Их тихие голоса, из соседней комнаты проскальзывающие в мой неглубокий сон, долго еще обсуждают только виденный фильм Вуди Аллена, и разговор их затем всегда будет всплывать в моей памяти озвученным сновидением, в котором самое главное, поразившее меня даже во сне, можно выразить так: им смешно и странно, как со стороны, видеть этих слабосильных еврейчиков, маменькиных сынков, вызывающих поощрительный смех самоуверенных неевреев, этот еврейский вариант чарличаплинского человечка.

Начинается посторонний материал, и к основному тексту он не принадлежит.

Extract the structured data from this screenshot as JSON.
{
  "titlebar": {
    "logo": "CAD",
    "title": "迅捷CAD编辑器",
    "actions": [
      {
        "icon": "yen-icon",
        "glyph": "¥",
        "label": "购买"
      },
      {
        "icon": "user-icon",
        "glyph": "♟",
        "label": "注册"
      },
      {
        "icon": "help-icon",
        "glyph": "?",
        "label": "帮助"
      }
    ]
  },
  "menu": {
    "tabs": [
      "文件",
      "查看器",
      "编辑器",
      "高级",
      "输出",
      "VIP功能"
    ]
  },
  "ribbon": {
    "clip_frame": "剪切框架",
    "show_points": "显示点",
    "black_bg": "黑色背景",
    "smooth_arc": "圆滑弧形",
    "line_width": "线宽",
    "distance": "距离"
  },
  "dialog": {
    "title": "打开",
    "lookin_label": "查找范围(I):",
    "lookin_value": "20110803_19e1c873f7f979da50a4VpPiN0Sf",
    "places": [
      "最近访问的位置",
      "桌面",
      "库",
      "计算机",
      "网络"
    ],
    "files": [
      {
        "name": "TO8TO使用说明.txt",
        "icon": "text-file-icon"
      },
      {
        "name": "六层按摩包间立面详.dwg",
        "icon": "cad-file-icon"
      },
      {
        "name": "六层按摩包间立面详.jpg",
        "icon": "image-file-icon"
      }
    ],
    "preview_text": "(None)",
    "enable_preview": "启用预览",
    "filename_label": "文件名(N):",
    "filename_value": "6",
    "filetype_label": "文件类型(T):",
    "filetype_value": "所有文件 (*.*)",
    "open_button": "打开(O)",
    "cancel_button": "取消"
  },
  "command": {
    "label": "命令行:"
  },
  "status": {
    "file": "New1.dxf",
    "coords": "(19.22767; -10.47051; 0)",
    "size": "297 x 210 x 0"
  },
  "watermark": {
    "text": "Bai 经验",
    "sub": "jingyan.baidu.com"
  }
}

В шесть утра везу их в Тель-Ноф. На перекрестке у сельскохозяйственной школы Микве-Исраэль, приткнувшись к одиноко бодрствующему светофору, который меняет огни на фоне замершего в дремучем сне Ботанического сада, стоя, спит Кальмар в ожидании нас (таким навсегда запомнится мне этот перекресток).
Восемнадцатого февраля родителей приглашают на первый парашютный прыжок.
День солнечный, прохладный. Не зная точной дороги на Пальмахим, долго петляю среди цитрусовых садов. Все, кто работает в поле и садах, кажутся замершими, греющимися на солнышке.
Наконец упираемся в огромное поле до самого моря, огражденное забором колючей проволоки. Вокруг нас, на зеленых холмах и среди редких деревьев разложился шумный табор таких же, как мы, родителей – с автомашинами, пирогами, выпивкой, дедами, бабками, внуками, и чей-то папаша из итальянских евреев, обладающих повышенной чувствительностью, спрашивает у всех успокоительную таблетку. Небо безоблачно, безветренно, тревожно, и неясно, откуда может возникнуть самолет и появится ли он вообще…
Между тем вас везут на летное поле. Выстраиваетесь в шеренгу в напряженном ожидании. Весь этот церемониал, пока приземляется огромный "Геркулес" и вы гуськом втягиваетесь в его брюхо, кажется странным и отчужденным, как в замедленной съемке. Отчужденно медленно длится полет, но вот распахивается дверь, резкий свет и ветер врываются внезапно в темное брюхо самолета.
Напряжение усиливается. И на небе, и на земле.
Папы и мамы, деды, бабки и внуки щурятся в небо, приложив ладонь козырьком ко лбу: "Геркулес" с открытым люком делает один круг, второй, третий; никто не прыгает; на четвертом круге выбрасывается кукла на парашюте: проверяют направление ветра, чтобы не унесло в море; еще один круг и еще одна кукла…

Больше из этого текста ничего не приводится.